Nigerian lawyer and rights activist

Pelumi Jacob Olajengbesi is an Abuja-based Nigerian lawyer and columnist. He is the current Convener of the Coalition of Public Interests Lawyers and Advocates (COPA) in Nigeria and also a Senior Partner at an Abuja-based law firm, Law Corridor.

==Early life==
Born in Zaria, Kaduna State, Olajengbesi attended Manuwa Memorial Grammar School Iju Odo, and Holy Flocks of Christ Secondary School, Ondo State. He proceeded to College of Education in Ikere, Ekiti State where he earned National Certificate in Education before proceeding to the University of Abuja where he obtained a Bachelor's Degree in Law and served as the President of the Student Union Government. In 2016, he was called to the Nigerian Bar as a Barrister and Solicitor of the Supreme Court of the Federal Republic of Nigeria after completing his law school program in the Lagos Law School Campus, Nigeria. He co-founded LAW Corridor in 2017, where he continues his legal practice with focus on Public Interests law.

==Career==
Olajengbesi began his legal career under the mentorship of renowned lawyer, Dr. Kayode Ajulo of Kayode Ajulo Castle of Law. In 2016, he founded a private practice, Pelumi Olajengbesi & Co., and later Co-founder Law Corridor and sits on the board and trusteeship of several civil society organizations. In 2018, he contested to represent Oriade/Obokun Federal Constituency at the House of Representatives under the Peoples' Democratic Party (PDP) before stepping down for the party's consensus candidate. He was also the candidate of the party at the State House of Assembly and remained active in the political scene as a public commentator and columnist. He is currently the Accord Party Candidate for Oriade/Obokun Federal constituency for 2027 House of Representatives election.
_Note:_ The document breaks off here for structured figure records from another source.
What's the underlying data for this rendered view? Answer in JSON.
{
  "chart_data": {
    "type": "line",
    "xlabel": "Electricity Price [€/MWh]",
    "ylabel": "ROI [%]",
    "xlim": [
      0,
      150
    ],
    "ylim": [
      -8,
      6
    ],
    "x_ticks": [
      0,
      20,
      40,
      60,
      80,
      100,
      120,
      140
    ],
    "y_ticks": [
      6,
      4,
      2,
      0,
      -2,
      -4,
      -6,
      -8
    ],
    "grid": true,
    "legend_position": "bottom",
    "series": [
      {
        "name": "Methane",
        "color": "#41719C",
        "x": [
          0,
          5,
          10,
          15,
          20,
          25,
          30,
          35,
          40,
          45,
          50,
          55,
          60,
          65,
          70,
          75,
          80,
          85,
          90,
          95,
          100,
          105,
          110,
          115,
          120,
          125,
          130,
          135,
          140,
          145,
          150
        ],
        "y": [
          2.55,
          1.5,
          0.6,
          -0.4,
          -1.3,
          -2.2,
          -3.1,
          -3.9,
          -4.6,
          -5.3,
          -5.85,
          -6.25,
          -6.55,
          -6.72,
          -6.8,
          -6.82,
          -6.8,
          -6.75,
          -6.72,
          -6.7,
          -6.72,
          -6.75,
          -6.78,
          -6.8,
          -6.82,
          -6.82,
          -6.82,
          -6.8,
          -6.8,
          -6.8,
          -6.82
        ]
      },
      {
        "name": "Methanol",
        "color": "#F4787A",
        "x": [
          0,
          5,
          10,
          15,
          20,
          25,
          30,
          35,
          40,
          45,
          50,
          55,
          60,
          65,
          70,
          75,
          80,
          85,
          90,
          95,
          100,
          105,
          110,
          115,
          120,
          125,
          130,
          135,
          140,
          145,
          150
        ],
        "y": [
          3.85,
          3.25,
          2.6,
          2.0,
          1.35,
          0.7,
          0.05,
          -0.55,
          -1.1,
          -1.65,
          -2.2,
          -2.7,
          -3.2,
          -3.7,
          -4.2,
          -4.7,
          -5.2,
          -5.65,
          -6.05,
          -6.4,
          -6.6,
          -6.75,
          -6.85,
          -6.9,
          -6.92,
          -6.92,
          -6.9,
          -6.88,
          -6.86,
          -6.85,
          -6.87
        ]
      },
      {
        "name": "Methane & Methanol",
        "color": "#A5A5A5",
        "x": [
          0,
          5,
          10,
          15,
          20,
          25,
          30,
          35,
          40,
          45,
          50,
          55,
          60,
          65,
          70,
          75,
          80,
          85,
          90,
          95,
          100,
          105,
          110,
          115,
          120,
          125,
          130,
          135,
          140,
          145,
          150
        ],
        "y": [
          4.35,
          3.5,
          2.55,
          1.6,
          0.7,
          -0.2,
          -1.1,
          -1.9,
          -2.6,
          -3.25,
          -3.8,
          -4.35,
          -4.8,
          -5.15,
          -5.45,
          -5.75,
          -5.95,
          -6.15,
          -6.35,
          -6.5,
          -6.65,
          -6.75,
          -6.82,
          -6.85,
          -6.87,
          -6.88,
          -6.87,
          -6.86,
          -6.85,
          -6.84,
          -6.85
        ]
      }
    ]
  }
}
Pelumi Olajengbesi is known as a human rights activist. In 2021, he was counsel to the Yoruba Nation Activists and its Leader Chief Sunday Adeyemo (Sunday Igboho) against the Nigeria Department of State Services and secured the release of all activists arrested and detained by the Federal Government of Nigeria on their trial for terrorism. He also involved in several right issues including gender based violence and loan shark debts.